ECLI:NL:GHSGR:2007:BA3319
Gerechtshof 's-Gravenhage
- Hoger beroep
- P.J. Wurzer
- C.M.P. Flint-Van Noort
- D. Jalink
- Rechtspraak.nl
Vrijspraak in moordzaak door ongeloofwaardigheid getuigenverklaringen en gebrek aan bewijs
In deze zaak, die voor het Gerechtshof 's-Gravenhage diende, werd de verdachte beschuldigd van medeplegen van moord. De zaak kwam in hoger beroep na een veroordeling door de rechtbank te Amsterdam, waar de verdachte was veroordeeld tot een gevangenisstraf van twaalf jaren. De verdachte was gedetineerd ten tijde van het onderzoek en de zittingen. Het hof heeft de verklaringen van twee getuigen, [getuige 1] en [getuige 2], kritisch beoordeeld. Beide getuigen hadden verklaard betrokken te zijn bij de levering van een vuurwapen dat bij het delict zou zijn gebruikt. Echter, het hof stelde vast dat deze getuigen niet als verdachten waren aangemerkt, ondanks hun belastende verklaringen. Dit wekte vraagtekens over de geloofwaardigheid van hun verklaringen en de rol van de politie en justitie in deze zaak.

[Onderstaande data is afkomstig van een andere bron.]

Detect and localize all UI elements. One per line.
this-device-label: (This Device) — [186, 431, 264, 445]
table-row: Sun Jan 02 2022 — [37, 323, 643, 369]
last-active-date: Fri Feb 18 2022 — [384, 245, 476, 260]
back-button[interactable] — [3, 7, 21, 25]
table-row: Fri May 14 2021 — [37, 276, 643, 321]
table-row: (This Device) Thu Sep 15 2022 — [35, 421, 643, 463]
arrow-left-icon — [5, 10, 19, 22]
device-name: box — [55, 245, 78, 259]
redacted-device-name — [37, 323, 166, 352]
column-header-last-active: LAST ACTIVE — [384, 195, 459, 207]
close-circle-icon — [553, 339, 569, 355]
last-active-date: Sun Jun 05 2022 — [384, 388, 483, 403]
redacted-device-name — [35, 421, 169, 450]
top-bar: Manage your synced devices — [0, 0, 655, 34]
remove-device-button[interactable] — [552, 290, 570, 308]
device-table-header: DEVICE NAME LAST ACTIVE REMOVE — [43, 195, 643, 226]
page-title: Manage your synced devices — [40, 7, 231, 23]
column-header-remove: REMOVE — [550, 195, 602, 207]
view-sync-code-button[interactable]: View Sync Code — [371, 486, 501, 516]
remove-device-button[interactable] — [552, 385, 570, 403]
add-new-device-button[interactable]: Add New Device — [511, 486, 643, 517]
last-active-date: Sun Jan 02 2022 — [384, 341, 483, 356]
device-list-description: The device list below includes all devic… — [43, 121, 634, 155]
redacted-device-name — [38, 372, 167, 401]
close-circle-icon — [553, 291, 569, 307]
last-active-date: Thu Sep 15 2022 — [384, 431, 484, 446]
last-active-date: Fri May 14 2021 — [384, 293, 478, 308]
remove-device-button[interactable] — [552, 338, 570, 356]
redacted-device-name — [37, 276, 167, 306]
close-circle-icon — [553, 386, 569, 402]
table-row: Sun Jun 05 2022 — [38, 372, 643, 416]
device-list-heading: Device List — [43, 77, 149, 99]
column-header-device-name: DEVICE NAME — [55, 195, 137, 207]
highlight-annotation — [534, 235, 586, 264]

Het hof concludeerde dat de verklaringen van de getuigen onvoldoende betrouwbaar waren om als bewijs te dienen. De advocaat-generaal had gevorderd tot vernietiging van het eerdere vonnis en veroordeling van de verdachte, maar het hof oordeelde dat er onvoldoende wettig en overtuigend bewijs was voor de tenlastelegging. Hierdoor werd de verdachte vrijgesproken van de beschuldigingen. De uitspraak vond plaats op 28 februari 2007, waarbij het hof de eerdere veroordeling vernietigde en opnieuw recht deed. De beslissing werd genomen na een zorgvuldige afweging van de bewijsvoering en de geloofwaardigheid van de getuigen.